Fesselnd ist das Thema. Wie standen die Siebenbürger Sachsen zu den Nationalsozialisten? Wie reagiert der Einzelne auf die politischen und gesellschaftlichen Umwälzungen im privaten und öffentlichen Bereich? Durch den Kunstgriff, den Mikrokosmos einer siebenbürgischen Kleinstadt gleichsam als Folie für das historische Gesamtgeschehen zu nutzen, gelingt Ursula Ackrill ein sehr tiefer, vielschichtiger Einblick in dieses wenig bekannte Stück deutscher und siebenbürgischer Geschichte. „Wie kommt es, dass die ­Zuneigung zum Gleichartigen stärker ist, als der Ins­tinkt zu überleben?“, fragt sich Leontine. Die Sehnsucht nach Zugehörigkeit und das Verschwinden in der Masse sind für viele wichtiger und auch bequemer als das Auflehnen gegen eine übergestülpte Ideologie und die neue Ordnung, die manche sehr geschickt zu ihrem Vorteil nutzen.

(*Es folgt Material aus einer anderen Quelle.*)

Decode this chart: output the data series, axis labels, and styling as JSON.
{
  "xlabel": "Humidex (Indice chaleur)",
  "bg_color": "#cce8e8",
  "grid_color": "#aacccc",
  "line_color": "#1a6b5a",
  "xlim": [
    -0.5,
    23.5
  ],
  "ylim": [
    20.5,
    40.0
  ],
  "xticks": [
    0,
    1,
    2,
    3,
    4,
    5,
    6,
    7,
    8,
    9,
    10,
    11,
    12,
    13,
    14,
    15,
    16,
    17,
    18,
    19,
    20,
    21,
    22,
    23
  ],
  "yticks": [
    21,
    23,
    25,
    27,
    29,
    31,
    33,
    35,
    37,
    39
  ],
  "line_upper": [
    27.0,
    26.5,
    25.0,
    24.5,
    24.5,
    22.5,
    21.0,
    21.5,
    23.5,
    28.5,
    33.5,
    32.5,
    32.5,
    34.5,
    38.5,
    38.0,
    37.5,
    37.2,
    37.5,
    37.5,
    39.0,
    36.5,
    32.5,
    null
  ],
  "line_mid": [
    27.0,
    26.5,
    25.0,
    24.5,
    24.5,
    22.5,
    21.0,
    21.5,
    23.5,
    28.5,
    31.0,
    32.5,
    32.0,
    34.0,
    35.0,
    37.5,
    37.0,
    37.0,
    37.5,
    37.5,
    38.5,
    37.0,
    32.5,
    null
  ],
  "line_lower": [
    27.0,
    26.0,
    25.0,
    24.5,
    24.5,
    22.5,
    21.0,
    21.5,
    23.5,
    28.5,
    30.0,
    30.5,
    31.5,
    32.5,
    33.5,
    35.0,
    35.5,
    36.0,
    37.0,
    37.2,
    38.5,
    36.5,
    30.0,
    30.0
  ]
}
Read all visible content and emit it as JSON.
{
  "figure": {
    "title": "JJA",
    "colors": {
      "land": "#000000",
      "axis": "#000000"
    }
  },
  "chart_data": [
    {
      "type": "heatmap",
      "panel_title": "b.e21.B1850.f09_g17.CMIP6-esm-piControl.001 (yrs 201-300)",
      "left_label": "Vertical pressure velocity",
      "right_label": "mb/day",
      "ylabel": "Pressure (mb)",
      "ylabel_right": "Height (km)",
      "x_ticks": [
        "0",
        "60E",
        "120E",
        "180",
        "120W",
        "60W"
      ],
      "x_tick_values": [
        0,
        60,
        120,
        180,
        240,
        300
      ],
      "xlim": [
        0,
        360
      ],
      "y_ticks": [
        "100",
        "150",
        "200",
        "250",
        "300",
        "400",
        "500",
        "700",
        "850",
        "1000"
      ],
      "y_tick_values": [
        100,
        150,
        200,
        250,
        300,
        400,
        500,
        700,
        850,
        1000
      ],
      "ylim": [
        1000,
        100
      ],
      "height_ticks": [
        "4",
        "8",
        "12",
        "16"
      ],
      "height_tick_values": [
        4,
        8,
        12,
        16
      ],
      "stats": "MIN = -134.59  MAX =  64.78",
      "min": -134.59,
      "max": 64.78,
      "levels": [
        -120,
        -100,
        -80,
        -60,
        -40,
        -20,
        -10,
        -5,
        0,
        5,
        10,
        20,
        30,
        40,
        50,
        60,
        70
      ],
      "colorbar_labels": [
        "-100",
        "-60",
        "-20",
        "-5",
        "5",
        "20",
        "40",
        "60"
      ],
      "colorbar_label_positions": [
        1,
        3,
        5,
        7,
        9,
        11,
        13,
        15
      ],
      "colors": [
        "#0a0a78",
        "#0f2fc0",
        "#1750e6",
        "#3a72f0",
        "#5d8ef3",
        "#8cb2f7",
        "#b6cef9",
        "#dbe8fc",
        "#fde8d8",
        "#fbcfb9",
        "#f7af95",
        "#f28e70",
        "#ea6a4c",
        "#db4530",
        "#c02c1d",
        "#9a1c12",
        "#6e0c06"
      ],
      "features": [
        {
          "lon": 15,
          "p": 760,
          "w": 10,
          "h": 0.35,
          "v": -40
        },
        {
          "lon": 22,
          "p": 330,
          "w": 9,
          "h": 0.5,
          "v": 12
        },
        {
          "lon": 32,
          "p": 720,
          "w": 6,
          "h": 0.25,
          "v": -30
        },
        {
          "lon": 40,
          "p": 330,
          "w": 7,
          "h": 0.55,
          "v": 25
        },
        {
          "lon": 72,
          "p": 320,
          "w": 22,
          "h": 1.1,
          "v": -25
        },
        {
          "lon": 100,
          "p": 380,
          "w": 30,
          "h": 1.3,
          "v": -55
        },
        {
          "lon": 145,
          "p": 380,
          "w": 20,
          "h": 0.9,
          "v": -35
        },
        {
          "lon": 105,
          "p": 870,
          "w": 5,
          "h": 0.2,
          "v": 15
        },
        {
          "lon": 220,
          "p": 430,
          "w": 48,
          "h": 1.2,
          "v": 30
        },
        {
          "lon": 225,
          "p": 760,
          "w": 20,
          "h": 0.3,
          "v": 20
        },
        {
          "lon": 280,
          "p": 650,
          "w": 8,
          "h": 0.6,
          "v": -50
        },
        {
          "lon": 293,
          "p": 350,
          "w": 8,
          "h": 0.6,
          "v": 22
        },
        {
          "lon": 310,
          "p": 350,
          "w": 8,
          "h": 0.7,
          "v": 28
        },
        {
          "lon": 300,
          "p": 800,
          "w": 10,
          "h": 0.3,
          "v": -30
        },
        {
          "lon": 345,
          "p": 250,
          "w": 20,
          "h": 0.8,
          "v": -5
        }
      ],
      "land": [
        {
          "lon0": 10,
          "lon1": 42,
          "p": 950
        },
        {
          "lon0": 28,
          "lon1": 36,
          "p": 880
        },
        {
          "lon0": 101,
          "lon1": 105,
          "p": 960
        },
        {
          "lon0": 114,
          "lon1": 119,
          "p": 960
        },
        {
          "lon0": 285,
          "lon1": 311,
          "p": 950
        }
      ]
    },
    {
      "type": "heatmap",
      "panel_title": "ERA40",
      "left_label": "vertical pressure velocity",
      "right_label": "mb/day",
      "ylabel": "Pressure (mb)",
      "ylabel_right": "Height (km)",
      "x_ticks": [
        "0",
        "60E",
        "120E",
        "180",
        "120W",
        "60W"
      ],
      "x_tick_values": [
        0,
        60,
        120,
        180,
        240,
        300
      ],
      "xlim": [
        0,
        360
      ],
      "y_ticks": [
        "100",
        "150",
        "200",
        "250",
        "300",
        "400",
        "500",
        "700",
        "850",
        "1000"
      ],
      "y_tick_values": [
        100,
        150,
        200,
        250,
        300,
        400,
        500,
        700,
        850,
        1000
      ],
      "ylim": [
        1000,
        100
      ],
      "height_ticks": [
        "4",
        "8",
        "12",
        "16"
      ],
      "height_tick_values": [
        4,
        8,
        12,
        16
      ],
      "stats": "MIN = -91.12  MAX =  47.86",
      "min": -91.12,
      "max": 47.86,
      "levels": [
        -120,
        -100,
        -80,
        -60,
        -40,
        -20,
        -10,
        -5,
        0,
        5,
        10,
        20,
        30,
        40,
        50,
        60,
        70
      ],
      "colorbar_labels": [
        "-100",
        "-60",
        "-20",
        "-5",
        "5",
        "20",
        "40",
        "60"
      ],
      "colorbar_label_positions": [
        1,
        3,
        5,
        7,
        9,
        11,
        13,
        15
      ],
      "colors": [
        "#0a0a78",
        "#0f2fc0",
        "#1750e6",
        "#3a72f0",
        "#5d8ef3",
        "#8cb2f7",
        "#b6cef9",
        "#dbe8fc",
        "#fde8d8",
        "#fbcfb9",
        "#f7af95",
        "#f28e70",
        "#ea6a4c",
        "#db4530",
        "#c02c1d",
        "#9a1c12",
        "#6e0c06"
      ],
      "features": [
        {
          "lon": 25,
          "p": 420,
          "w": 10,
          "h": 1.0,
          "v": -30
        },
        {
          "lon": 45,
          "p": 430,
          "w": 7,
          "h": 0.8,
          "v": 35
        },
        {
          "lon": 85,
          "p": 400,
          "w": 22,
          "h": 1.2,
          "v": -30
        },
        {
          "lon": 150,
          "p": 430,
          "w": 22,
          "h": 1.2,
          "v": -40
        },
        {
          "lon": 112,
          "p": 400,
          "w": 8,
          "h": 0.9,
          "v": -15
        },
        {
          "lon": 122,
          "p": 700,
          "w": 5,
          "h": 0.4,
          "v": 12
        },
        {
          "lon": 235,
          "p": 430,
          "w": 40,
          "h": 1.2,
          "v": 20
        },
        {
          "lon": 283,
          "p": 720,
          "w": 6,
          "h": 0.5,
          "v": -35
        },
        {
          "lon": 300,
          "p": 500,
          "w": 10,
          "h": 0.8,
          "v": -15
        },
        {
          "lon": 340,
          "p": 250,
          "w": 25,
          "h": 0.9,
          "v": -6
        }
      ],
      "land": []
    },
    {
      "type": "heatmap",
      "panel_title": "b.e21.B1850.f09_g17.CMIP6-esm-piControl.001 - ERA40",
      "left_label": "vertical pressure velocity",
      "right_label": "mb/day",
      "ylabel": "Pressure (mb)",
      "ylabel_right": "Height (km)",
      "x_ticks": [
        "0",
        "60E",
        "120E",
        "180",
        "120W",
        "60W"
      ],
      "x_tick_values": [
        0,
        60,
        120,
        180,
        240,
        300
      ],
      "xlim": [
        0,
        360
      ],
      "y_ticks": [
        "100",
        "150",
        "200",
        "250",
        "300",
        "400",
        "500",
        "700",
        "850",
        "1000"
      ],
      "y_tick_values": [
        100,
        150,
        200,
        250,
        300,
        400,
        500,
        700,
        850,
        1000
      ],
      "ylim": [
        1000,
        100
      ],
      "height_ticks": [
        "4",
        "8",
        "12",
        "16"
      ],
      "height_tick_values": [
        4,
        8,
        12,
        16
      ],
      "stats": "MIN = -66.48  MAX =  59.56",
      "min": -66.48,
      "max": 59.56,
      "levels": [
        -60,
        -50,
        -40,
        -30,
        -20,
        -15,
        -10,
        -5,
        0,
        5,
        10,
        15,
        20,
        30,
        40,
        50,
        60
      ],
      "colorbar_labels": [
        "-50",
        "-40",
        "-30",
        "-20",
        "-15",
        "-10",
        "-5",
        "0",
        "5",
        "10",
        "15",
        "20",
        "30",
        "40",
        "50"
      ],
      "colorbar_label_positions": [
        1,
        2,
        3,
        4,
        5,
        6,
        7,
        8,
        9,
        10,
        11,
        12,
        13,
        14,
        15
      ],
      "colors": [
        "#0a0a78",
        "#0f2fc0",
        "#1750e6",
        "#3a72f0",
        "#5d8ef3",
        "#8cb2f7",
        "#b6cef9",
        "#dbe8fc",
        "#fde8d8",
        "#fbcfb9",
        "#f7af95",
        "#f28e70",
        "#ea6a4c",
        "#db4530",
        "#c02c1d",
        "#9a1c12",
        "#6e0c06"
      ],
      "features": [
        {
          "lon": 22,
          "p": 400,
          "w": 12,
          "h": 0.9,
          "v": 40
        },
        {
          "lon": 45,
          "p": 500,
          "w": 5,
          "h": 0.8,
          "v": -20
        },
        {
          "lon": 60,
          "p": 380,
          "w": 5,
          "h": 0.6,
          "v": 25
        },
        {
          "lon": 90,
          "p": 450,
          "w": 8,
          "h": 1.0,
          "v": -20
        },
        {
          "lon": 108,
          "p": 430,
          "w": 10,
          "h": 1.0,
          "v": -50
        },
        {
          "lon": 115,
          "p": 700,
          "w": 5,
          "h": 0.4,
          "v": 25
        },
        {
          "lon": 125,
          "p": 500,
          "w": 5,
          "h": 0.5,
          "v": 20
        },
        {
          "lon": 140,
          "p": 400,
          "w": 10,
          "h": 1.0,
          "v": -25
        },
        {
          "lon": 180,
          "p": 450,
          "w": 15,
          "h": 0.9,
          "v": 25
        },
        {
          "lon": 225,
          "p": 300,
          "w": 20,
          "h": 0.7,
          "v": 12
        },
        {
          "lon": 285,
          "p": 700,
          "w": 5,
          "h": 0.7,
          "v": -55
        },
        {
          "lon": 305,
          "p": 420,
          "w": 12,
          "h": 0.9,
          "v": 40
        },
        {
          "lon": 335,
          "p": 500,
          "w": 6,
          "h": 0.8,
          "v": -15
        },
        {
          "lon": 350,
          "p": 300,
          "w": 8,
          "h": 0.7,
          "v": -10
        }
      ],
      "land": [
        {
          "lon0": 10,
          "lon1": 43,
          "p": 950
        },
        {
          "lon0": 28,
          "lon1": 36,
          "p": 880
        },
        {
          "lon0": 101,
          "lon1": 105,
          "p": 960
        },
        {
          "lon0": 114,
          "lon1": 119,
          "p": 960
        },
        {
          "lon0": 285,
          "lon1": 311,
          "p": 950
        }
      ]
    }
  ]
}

Den „Stadtoberen“ (Pfarrer, Lehrer, Richter, ferner auch Apotheker, Bankdirektor und Arzt), die in einer der Schlüsselszenen des Romans, einem Gemeinderatstreffen, zusammen auftreten, kommt wegen ihrer herausgehobenen gesellschaftlichen Position eine besondere Rolle zu. Auf dünnem Eis bewegt sich die Autorin, weil sie reale Personen in ihr Figurenensemble aufgenommen hat – einige Zeidner und Kronstädter Familien werden sich in ihrem Roman wiederfinden – und so die Grenze zwischen Realität und Fiktion verschwimmt. Beim Lesen fragt man sich: Ist es wirklich so gewesen? Haben dieser und jener das eine oder das andere tatsächlich getan oder gesagt?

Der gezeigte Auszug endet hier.